Melhor aniversário da vida
- Juliana Netto
- 11 de fev. de 2021
- 7 min de leitura
Meu melhor presente de aniversário é poder comemorar o aniversário do João no dia seguinte. Desde que ele nasceu, nunca mais foi o meu, mas o nosso aniversário. Quando eu descobri que estava grávida dele, a gente morava em Icaraí, na breve passagem que tivemos pela terra de Araribóia. Eu jurava que estava com hipotireoidismo, por isso estava com tanto sono e sentindo o corpo inchado. Vovó Efigênia tinha Hashimoto, que é aquele problema de tireóide que não trabalha, logo, eu tinha absoluta convicção de que essa também era a razão dos meus sintomas.
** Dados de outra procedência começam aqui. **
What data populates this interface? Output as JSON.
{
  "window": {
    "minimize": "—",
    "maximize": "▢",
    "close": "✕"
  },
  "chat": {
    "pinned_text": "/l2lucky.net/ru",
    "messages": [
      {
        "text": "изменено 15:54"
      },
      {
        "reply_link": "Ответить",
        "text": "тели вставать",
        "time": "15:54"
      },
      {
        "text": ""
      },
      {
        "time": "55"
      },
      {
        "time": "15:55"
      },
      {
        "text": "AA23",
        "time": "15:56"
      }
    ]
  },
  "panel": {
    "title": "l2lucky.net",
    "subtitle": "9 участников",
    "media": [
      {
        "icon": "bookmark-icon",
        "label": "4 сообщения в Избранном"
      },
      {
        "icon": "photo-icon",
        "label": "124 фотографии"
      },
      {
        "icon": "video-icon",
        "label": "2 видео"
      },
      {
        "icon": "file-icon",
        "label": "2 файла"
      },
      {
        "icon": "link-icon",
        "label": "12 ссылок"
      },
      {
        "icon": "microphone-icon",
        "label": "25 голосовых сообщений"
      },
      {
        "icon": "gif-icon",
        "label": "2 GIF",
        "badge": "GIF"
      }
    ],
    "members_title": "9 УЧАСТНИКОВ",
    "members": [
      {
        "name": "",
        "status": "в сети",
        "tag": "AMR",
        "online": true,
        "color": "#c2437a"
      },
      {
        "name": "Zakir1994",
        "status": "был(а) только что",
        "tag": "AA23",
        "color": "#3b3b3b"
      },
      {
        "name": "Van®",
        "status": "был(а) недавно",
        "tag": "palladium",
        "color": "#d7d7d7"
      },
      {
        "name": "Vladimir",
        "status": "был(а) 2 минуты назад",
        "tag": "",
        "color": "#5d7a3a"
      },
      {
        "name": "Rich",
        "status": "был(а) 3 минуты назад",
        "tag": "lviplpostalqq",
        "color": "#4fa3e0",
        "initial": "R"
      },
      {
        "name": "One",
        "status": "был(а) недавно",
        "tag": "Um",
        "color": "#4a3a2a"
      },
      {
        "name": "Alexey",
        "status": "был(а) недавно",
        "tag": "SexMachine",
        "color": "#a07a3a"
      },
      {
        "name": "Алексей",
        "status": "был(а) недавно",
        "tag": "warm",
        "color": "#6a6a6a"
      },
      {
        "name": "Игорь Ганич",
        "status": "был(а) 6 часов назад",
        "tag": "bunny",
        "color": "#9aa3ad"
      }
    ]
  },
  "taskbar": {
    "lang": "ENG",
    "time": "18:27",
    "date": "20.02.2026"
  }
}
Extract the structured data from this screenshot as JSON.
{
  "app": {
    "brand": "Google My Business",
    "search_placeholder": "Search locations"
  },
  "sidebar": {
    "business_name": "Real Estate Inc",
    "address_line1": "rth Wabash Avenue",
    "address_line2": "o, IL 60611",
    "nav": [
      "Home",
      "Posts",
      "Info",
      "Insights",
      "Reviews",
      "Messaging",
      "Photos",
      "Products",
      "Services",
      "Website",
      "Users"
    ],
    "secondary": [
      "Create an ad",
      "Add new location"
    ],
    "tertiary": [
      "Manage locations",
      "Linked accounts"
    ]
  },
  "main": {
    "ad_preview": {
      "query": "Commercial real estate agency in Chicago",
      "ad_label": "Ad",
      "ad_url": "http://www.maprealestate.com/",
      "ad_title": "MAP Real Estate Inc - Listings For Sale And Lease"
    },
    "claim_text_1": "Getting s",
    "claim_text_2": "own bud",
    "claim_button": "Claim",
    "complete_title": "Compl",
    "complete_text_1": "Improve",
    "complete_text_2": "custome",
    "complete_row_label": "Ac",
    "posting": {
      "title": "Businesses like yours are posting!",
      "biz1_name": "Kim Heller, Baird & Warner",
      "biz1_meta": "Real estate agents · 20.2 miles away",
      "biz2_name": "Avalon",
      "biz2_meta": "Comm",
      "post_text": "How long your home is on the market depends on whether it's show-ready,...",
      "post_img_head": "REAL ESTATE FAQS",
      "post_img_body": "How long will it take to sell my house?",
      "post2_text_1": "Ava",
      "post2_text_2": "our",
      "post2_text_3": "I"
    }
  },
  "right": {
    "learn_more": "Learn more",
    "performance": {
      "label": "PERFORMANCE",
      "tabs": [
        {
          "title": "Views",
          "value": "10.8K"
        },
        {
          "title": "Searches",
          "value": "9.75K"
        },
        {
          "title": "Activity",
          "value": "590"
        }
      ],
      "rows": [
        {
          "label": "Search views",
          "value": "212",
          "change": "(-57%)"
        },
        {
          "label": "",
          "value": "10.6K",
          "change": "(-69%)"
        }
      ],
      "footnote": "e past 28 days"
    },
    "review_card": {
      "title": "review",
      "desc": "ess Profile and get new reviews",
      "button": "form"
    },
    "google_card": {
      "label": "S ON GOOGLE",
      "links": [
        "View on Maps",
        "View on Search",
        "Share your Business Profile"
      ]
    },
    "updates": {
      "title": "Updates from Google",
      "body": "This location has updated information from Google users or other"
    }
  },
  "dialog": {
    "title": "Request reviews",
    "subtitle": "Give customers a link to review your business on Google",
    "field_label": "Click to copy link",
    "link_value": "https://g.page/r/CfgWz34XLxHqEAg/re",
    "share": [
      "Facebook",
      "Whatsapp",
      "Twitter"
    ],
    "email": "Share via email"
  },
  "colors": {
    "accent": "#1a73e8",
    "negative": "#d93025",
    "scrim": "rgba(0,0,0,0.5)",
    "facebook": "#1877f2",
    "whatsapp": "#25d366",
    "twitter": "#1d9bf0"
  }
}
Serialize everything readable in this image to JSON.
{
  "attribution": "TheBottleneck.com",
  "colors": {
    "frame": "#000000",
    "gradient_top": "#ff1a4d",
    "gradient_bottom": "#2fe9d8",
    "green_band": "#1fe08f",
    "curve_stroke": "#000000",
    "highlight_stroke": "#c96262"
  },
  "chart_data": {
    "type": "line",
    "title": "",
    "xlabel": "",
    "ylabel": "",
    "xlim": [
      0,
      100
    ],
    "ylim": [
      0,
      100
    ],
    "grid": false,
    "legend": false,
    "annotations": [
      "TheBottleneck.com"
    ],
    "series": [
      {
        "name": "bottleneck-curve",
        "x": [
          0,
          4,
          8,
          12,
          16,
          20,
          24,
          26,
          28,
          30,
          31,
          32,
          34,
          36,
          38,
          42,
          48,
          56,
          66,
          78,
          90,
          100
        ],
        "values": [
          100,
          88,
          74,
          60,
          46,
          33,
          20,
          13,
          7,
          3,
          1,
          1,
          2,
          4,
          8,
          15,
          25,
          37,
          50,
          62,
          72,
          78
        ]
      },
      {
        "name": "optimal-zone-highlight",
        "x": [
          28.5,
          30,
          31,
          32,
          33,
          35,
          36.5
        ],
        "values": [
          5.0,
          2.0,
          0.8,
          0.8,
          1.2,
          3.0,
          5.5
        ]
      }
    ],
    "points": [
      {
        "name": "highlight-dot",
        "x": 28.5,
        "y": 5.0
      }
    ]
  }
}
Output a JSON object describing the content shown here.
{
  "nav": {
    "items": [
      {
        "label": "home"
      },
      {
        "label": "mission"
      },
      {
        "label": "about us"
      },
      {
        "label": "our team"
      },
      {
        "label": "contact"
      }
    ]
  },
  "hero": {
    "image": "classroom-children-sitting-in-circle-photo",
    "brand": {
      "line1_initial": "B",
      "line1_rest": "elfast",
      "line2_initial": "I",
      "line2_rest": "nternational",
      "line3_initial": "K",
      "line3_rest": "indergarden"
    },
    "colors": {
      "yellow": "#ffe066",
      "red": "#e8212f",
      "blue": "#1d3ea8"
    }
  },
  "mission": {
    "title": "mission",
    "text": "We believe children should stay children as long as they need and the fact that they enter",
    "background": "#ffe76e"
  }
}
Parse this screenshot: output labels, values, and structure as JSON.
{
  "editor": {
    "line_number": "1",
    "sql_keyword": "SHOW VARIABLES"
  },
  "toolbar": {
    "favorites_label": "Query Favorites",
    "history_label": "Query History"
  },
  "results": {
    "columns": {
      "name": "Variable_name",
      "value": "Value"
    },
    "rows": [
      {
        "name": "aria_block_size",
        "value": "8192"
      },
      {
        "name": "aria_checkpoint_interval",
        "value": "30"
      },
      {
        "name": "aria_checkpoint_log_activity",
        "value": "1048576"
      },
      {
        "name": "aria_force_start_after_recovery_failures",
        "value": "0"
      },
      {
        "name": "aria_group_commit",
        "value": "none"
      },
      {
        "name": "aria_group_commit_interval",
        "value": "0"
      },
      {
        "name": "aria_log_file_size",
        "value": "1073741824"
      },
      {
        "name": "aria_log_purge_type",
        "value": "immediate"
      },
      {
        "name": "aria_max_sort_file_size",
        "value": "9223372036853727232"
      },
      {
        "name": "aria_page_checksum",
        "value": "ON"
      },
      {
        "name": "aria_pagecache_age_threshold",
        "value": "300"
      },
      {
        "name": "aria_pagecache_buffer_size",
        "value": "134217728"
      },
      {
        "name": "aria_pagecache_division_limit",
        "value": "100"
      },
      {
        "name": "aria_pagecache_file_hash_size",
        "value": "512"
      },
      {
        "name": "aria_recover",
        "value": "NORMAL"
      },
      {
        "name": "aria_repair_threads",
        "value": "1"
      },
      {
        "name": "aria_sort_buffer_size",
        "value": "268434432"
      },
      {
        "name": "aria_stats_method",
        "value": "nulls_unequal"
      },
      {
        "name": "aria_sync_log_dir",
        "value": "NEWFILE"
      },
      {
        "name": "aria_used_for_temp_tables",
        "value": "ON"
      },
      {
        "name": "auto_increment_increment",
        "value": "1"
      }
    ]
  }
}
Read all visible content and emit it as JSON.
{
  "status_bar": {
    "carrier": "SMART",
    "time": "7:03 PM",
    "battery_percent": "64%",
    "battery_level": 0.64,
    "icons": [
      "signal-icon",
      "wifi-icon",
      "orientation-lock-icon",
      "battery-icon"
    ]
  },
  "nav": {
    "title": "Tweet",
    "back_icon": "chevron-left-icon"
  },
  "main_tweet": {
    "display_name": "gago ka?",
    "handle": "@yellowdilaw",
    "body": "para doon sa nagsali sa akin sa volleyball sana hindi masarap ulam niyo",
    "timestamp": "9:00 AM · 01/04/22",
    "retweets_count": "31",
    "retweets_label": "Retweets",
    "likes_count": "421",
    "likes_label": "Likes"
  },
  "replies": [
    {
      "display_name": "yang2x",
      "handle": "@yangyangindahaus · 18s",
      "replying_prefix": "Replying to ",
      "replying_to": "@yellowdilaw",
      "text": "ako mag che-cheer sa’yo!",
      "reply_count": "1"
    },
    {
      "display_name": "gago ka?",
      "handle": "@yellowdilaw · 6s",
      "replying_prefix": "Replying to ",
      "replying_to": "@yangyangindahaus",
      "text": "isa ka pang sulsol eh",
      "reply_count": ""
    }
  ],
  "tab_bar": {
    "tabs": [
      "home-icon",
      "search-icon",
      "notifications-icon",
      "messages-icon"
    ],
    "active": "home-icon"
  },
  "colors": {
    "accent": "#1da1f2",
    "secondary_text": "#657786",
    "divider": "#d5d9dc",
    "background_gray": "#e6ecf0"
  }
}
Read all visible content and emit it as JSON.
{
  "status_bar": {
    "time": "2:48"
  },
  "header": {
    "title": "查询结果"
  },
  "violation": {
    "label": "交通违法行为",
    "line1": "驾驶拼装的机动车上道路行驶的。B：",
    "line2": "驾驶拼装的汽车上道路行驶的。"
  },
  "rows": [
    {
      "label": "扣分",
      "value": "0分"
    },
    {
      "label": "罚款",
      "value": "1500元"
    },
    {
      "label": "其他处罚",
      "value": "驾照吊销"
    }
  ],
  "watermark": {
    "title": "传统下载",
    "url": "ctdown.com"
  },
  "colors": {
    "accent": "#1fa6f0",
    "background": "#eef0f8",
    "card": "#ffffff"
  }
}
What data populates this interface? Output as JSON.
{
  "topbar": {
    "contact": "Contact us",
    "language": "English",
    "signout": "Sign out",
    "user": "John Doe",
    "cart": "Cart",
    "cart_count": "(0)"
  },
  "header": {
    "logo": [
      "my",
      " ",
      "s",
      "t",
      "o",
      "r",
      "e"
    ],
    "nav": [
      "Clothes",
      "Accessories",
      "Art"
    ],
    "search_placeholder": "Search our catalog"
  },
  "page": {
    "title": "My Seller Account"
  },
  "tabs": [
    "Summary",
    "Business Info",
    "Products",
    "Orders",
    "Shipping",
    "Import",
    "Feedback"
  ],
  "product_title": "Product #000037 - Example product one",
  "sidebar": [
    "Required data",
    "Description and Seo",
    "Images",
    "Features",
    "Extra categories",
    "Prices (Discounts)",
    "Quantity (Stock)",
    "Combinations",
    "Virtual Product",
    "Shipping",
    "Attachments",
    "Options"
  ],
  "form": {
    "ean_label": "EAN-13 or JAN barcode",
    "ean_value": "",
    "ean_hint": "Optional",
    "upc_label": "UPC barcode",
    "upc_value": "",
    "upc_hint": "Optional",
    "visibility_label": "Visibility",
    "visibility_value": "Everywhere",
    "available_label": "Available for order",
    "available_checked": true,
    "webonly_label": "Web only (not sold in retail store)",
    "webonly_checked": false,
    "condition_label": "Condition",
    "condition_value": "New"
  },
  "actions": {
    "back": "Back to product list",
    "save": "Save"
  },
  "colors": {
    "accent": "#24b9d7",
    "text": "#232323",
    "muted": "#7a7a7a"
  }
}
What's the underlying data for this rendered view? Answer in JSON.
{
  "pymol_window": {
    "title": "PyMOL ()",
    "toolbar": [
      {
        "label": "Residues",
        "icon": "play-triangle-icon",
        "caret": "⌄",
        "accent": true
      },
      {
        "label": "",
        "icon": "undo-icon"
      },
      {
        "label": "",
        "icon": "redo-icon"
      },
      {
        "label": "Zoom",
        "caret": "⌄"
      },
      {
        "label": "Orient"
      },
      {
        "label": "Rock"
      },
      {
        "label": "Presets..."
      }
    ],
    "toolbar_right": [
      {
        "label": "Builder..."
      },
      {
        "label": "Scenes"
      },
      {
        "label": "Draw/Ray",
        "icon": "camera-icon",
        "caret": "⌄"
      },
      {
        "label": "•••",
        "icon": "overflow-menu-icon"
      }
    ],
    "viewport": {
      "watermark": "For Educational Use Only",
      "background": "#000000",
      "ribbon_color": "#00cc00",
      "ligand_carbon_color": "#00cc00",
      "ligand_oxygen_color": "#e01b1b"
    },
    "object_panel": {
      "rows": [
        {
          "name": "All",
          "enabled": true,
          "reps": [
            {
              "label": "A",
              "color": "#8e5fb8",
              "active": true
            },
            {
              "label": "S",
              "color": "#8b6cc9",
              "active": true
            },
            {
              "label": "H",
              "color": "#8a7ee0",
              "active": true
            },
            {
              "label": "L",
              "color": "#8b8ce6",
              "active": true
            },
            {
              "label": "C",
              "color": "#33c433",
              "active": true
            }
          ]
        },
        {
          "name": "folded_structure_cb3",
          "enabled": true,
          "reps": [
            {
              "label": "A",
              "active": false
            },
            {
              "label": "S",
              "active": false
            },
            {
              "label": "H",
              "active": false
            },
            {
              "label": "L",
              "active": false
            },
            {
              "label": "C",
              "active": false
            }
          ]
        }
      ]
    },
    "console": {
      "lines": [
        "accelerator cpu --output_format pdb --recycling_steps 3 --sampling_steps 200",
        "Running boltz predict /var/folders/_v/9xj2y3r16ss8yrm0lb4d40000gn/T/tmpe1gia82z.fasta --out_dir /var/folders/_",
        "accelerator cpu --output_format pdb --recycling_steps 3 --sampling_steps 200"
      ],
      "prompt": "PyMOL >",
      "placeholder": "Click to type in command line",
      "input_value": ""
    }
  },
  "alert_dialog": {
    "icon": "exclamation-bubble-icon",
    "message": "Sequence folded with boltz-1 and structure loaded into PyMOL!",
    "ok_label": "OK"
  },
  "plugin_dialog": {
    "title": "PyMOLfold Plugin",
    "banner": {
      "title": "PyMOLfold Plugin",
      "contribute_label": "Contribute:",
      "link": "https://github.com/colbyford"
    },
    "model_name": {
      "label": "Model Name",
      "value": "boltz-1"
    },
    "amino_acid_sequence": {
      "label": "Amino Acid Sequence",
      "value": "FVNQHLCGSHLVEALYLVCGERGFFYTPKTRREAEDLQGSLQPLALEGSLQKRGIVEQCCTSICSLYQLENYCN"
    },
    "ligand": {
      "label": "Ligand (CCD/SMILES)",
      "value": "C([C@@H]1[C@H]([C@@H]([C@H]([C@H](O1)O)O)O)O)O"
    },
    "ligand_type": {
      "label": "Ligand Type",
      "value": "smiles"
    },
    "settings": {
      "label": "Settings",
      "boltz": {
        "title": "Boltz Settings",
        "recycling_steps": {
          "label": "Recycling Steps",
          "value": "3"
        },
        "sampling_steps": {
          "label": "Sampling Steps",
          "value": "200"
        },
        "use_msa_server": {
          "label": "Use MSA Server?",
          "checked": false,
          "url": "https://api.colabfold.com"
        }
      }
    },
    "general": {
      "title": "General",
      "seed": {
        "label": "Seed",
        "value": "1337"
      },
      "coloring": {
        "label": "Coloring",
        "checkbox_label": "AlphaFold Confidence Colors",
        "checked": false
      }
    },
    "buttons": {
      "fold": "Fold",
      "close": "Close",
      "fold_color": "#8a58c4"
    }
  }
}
Só podia ser a tireóide, óbvio! Foi a Dani Amaral, minha amiga pediatra e endocrinologista que, no nosso plantão noturno no Caju, na bancada de prescrição do CTI, me deu uma dura e disse para eu colher um beta HCG. Acho que ela nem se recorda disso... Eu lembro como se fosse ontem que acordei, saí do plantão de manhã, e fui pro Largo do Machado colher sangue. Na época eu trabalhava no INTO e no meio da tarde, avisei que precisava urgentemente ir pra casa, porque estava com tanto sono que tinha medo de morrer na ponte Rio-Niterói, por não conseguir dirigir até lá. Cês num tem idéia do sono que eu sentia, parecia que eu tinha tomado um sossega leão. Chegando no nosso apê, eu apaguei imediatamente. Quando acordei, fui ao escritório, peguei o telefone e liguei pro laboratório pra saber se já tinham algum resultado. A atendente me informou que o beta HCG estava positivo. Eu fiquei muda, completamente chocada com a notícia, e a moça falando do outro lado: "Senhora? Senhora? Senhora?". Liguei pro Guga, que abandonou a aula, pegou um táxi pra ir do Jardim Botânico pra Niterói na hora do rush, e já entrou no apartamento abrindo uma latinha de cerveja, atordoado. A ligação que eu fiz enquanto esperava ele chegar, foi pro meu parça Márcio Nehab, pedindo indicação de um obstetra. Advinhem quem ele indicou? Sim, o Dr XY! Foi o mesmo médico que trouxe o João ao mundo e anos depois salvou minha vida, junto com a Dra XX, e a Dra L.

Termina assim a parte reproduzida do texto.